I am trying to show if the total space of a principal $G$-bundle is contractible, then the bundle is universal. I am across this problem:
$\require{AMScd}\begin{CD}
E@<\simeq<<E\times EG@>\simeq>> EG\\
@VVV@VVV @VVV\\
B@<\simeq<<(E\times EG)/G@>\simeq>> BG
\end{CD}$\
If we have such a commutative diagram, such that $EG\to BG$ is a universal $G$-bundle and $E\times EG\to (E\times EG)/G$, $E\to B$ are principal $G$-bundles with contractible fibers, and the horizontal arrows are homotopy equivalence, then can we show $E\times EG\to (E\times EG)/G$, $E\to B$ are universal $G$-bundles?
Best Answer
First let's show, that if $ W \simeq BG$ through $\phi$, the function $[X,W] \rightarrow P$ given by $[f] \rightarrow f^*(\phi^*(EG))$ is bijective and natural, where $P$ is the set of all principal G-bundles.
This should be a general categorical fact:
Imagine we have a category $C$ and above each object $c \in C$ there is a set $P_C$ (think isomorphism classes of principal bundles over a space). Further, a map $c \rightarrow c'$ induces a map $P_{c'} \rightarrow P_c$. There is an obvious functor $F$ taking $c \rightarrow P(c)$. Finally, we have that an object $s$ represents $F$ by way of pulling back a distinguished element $\gamma$ of $P(s)$.
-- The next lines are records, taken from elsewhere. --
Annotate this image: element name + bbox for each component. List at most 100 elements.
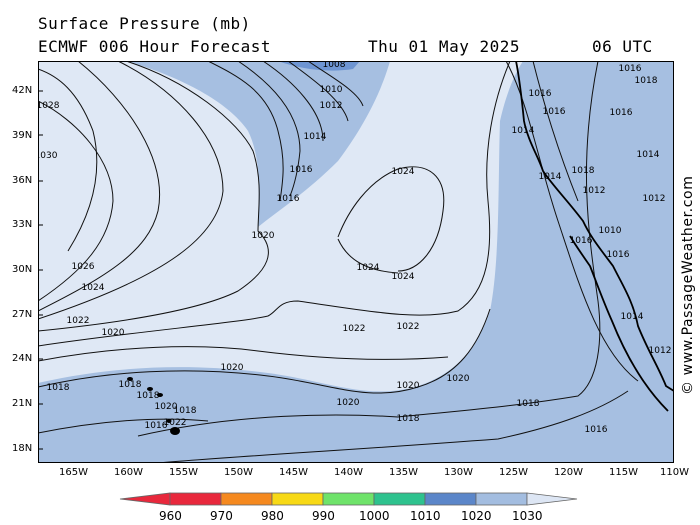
forecast-time: 06 UTC bbox=[592, 37, 653, 56]
lat-label-36n: 36N bbox=[12, 175, 33, 186]
isobar-label: 1016 bbox=[619, 64, 642, 74]
forecast-date: Thu 01 May 2025 bbox=[368, 37, 520, 56]
isobar-label: 1016 bbox=[529, 89, 552, 99]
lon-label-130w: 130W bbox=[444, 467, 473, 478]
lon-label-140w: 140W bbox=[334, 467, 363, 478]
isobar-label: 1028 bbox=[38, 101, 60, 111]
legend-swatch-1000 bbox=[373, 492, 426, 506]
isobar-label: 1020 bbox=[102, 328, 125, 338]
legend-swatch-960 bbox=[169, 492, 222, 506]
model-label: ECMWF 006 Hour Forecast bbox=[38, 37, 272, 56]
isobar-label: 1022 bbox=[343, 324, 366, 334]
pressure-map: 1008 1010 1012 1014 1016 1016 1020 1024 … bbox=[38, 61, 674, 463]
band-1010-1020-north bbox=[126, 61, 390, 227]
isobar-label: 1026 bbox=[72, 262, 95, 272]
lon-label-115w: 115W bbox=[609, 467, 638, 478]
isobar-labels: 1008 1010 1012 1014 1016 1016 1020 1024 … bbox=[38, 61, 671, 435]
isobar-label: 1016 bbox=[277, 194, 300, 204]
lat-label-33n: 33N bbox=[12, 219, 33, 230]
isobar-label: 1012 bbox=[320, 101, 343, 111]
lon-label-155w: 155W bbox=[169, 467, 198, 478]
legend-swatch-970 bbox=[220, 492, 273, 506]
legend-swatch-1020 bbox=[475, 492, 528, 506]
isobar-label: 1018 bbox=[572, 166, 595, 176]
pressure-map-svg: 1008 1010 1012 1014 1016 1016 1020 1024 … bbox=[38, 61, 674, 463]
legend-swatch-980 bbox=[271, 492, 324, 506]
isobar-label: 1016 bbox=[543, 107, 566, 117]
lon-label-110w: 110W bbox=[660, 467, 689, 478]
isobar-label: 1020 bbox=[337, 398, 360, 408]
isobar-label: 1018 bbox=[397, 414, 420, 424]
isobar-lines bbox=[38, 61, 639, 463]
legend-arrow-high bbox=[526, 492, 578, 506]
isobar-label: 1022 bbox=[164, 418, 187, 428]
legend-tick-970: 970 bbox=[210, 509, 233, 523]
isobar-label: 1014 bbox=[539, 172, 562, 182]
band-1010-1020-south bbox=[38, 61, 674, 463]
pressure-legend bbox=[119, 492, 578, 506]
isobar-label: 1022 bbox=[67, 316, 90, 326]
isobar-label: 1024 bbox=[392, 272, 415, 282]
isobar-label: 1020 bbox=[397, 381, 420, 391]
isobar-label: 1014 bbox=[512, 126, 535, 136]
legend-arrow-low bbox=[119, 492, 171, 506]
isobar-label: 1016 bbox=[570, 236, 593, 246]
legend-tick-1020: 1020 bbox=[461, 509, 492, 523]
isobar-label: 1016 bbox=[585, 425, 608, 435]
isobar-label: 1016 bbox=[290, 165, 313, 175]
map-border bbox=[38, 61, 674, 463]
isobar-label: 1020 bbox=[221, 363, 244, 373]
isobar-label: 1022 bbox=[397, 322, 420, 332]
legend-tick-990: 990 bbox=[312, 509, 335, 523]
isobar-label: 1018 bbox=[635, 76, 658, 86]
isobar-label: 1024 bbox=[82, 283, 105, 293]
isobar-label: 1020 bbox=[447, 374, 470, 384]
isobar-label: 1018 bbox=[517, 399, 540, 409]
isobar-label: 1024 bbox=[357, 263, 380, 273]
isobar-label: 1014 bbox=[621, 312, 644, 322]
lat-label-30n: 30N bbox=[12, 264, 33, 275]
isobar-label: 1018 bbox=[119, 380, 142, 390]
lon-label-165w: 165W bbox=[59, 467, 88, 478]
lat-label-39n: 39N bbox=[12, 130, 33, 141]
lon-label-145w: 145W bbox=[279, 467, 308, 478]
lon-label-125w: 125W bbox=[499, 467, 528, 478]
isobar-label: 1010 bbox=[320, 85, 343, 95]
isobar-label: 1018 bbox=[174, 406, 197, 416]
legend-tick-960: 960 bbox=[159, 509, 182, 523]
isobar-label: 1018 bbox=[137, 391, 160, 401]
lat-label-18n: 18N bbox=[12, 443, 33, 454]
isobar-label: 1024 bbox=[392, 167, 415, 177]
band-1000-1010 bbox=[278, 61, 360, 71]
legend-swatch-990 bbox=[322, 492, 375, 506]
lat-label-21n: 21N bbox=[12, 398, 33, 409]
lon-label-150w: 150W bbox=[224, 467, 253, 478]
isobar-label: 1016 bbox=[607, 250, 630, 260]
chart-title: Surface Pressure (mb) bbox=[38, 14, 251, 33]
isobar-label: 1012 bbox=[649, 346, 672, 356]
isobar-label: 1014 bbox=[637, 150, 660, 160]
lon-label-160w: 160W bbox=[114, 467, 143, 478]
isobar-label: 1030 bbox=[38, 151, 58, 161]
isobar-label: 1008 bbox=[323, 61, 346, 70]
lat-label-24n: 24N bbox=[12, 353, 33, 364]
legend-tick-1010: 1010 bbox=[410, 509, 441, 523]
watermark: © www.PassageWeather.com bbox=[680, 175, 696, 395]
isobar-label: 1012 bbox=[583, 186, 606, 196]
legend-swatch-1010 bbox=[424, 492, 477, 506]
isobar-label: 1012 bbox=[643, 194, 666, 204]
legend-tick-980: 980 bbox=[261, 509, 284, 523]
isobar-label: 1018 bbox=[47, 383, 70, 393]
legend-tick-1000: 1000 bbox=[359, 509, 390, 523]
coastline bbox=[515, 61, 674, 412]
isobar-label: 1014 bbox=[304, 132, 327, 142]
lon-label-120w: 120W bbox=[554, 467, 583, 478]
lon-label-135w: 135W bbox=[389, 467, 418, 478]
legend-tick-1030: 1030 bbox=[512, 509, 543, 523]
isobar-label: 1010 bbox=[599, 226, 622, 236]
lat-label-27n: 27N bbox=[12, 309, 33, 320]
lat-ticks bbox=[38, 90, 43, 450]
isobar-label: 1020 bbox=[155, 402, 178, 412]
isobar-label: 1016 bbox=[610, 108, 633, 118]
isobar-label: 1016 bbox=[145, 421, 168, 431]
We would like to say that given an isomorphism $\Phi:s' \rightarrow s$, $\Phi^*(\gamma)$ is a distinguished element of $P(s')$ that pulling back by yields a functor naturally isomorphic to $F$.
Surjectivity is easy: suppose $x \in P(c)$. Let $f: c \rightarrow s$ be the map that gives rise to $x$. The composition $\Phi^{-1} f$ is the map we are after.
Injectivity is also easy: suppose $g^*(s')=h^*(s')$ then writing out what this means we see $g^*(\Phi^*(s))=h^*(\Phi^*(s))$ which implies $\Phi g = \Phi h$ which implies the $g=h$.
Naturality also comes out easily. Note, this is really just the Yoneda lemma when one recognizes that the universal bundle is the pullback of the identity on $BG$.
Now note that the isomorphism type of the principal bundle depends only on the homotopy type of the map you pull back by. This means we can use the above fact to show that any space homotopy equivalent to a classifying space is another classifying space with classifying bundle the pull back.
The only thing left to check is that given given a commutative square of principle bundles where the top maps are equivariant, the pullback of the map between orbit space is isomorphic to the bundle you started out with. If the map between principal bundles is $L$ an isomorphism is given by $x \rightarrow ([x],L(x))$, this does not actually depend on the map being a homotopy equivalence.